Hybrid NLP-based extraction method to develop a knowledge graph for rock tunnel support design

In the realm of drill and blast (D&B) tunneling, the design of tunnel support emerges as a pivotal concern. As a typical knowledge-intensive task, the practical application of tunnel support design often relies extensively on experienced engineers or experts who formulate designs based on their expertise. Compared with data-driven approaches, knowledge-driven tunnel support design allows for a nuanced understanding of the intricate geological and engineering factors influencing support design, and yield results that are more transparent and explainable. However, in practice, the substantial knowledge sources and complex interrelationships between factors which have direct or indirect influences on support design hinder the implementation of knowledge-based support design methods. To solve such knowledge gap, this study proposed a hybrid natural language processing (NLP)-based method to develop a knowledge graph for rock tunnel design.
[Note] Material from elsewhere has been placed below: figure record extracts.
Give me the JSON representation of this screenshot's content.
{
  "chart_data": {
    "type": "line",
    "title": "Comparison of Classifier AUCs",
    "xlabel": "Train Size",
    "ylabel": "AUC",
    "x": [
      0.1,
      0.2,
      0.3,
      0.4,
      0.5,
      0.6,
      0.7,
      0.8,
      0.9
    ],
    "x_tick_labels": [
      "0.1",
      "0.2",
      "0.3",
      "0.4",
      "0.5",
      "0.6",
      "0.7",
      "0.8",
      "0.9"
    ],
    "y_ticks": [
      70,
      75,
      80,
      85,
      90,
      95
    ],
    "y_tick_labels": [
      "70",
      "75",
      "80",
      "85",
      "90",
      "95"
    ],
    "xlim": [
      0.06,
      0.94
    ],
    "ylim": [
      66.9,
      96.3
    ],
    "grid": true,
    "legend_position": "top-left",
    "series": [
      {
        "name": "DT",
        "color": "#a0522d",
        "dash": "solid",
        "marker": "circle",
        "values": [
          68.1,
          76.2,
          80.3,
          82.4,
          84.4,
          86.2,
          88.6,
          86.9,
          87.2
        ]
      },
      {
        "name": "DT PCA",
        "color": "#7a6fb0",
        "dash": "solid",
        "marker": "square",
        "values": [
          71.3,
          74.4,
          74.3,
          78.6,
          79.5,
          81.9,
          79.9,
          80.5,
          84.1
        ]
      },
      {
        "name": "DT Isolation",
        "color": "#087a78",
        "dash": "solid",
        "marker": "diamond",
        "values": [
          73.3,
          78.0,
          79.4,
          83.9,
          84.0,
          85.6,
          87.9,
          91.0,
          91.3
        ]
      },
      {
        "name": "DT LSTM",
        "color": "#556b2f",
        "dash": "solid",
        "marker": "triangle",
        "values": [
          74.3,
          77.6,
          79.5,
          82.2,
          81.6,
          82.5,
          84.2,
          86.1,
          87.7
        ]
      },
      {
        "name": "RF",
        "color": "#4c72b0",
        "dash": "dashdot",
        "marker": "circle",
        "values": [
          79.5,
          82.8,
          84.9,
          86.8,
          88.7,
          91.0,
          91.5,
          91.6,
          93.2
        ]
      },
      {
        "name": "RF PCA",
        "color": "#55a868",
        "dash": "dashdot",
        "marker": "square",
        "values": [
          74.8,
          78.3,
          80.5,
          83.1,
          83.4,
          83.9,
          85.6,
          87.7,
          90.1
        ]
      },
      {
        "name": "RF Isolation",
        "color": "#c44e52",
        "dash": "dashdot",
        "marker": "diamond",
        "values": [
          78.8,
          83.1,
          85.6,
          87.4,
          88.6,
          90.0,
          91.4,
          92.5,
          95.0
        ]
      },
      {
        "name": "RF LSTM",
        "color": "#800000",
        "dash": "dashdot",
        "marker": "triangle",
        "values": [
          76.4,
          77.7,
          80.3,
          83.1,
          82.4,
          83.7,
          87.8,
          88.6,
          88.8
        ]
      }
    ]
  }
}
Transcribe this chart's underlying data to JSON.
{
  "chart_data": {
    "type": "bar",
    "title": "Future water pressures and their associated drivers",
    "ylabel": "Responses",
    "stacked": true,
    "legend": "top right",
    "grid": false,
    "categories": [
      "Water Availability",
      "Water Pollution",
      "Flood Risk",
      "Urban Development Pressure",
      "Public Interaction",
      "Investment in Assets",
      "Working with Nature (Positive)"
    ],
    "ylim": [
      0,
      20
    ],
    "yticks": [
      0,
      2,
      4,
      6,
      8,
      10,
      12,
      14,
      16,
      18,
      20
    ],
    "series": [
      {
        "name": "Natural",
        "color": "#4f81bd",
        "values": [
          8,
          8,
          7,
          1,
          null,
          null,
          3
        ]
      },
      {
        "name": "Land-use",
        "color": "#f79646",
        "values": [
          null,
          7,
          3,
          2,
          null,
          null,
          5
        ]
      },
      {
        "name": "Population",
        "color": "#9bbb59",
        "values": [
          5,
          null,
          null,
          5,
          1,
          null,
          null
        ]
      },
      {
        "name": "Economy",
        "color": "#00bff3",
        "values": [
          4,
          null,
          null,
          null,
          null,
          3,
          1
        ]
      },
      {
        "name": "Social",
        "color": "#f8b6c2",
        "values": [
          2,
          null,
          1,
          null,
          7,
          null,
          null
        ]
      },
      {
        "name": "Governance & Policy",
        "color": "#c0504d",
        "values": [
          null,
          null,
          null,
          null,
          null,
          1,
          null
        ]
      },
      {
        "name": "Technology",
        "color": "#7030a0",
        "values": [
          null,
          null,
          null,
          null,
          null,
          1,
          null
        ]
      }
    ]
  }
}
Specifically, rule-based methods are used to extract entities and classification relationships from standards and specifications, and statistical and artificial intelligence (AI)-based methods are used for extracting entities and non-classification relationships from a large amount of scientific literature, academic papers, and support design schemes. A total of 947 entities, 3 kinds of classification relationships and 11 kinds of non-classification relationships were extracted. On the basis of extracted entities, relations, and attributes, a knowledge graph was developed using ontology-based method, providing functionalities such as knowledge element retrieval, semantic retrieval, and query expansion. The findings of this study are expected to provide practical recommendations for the design of the tunnel support and advance the existing knowledge about the tunnel design from a knowledge-driven perspective.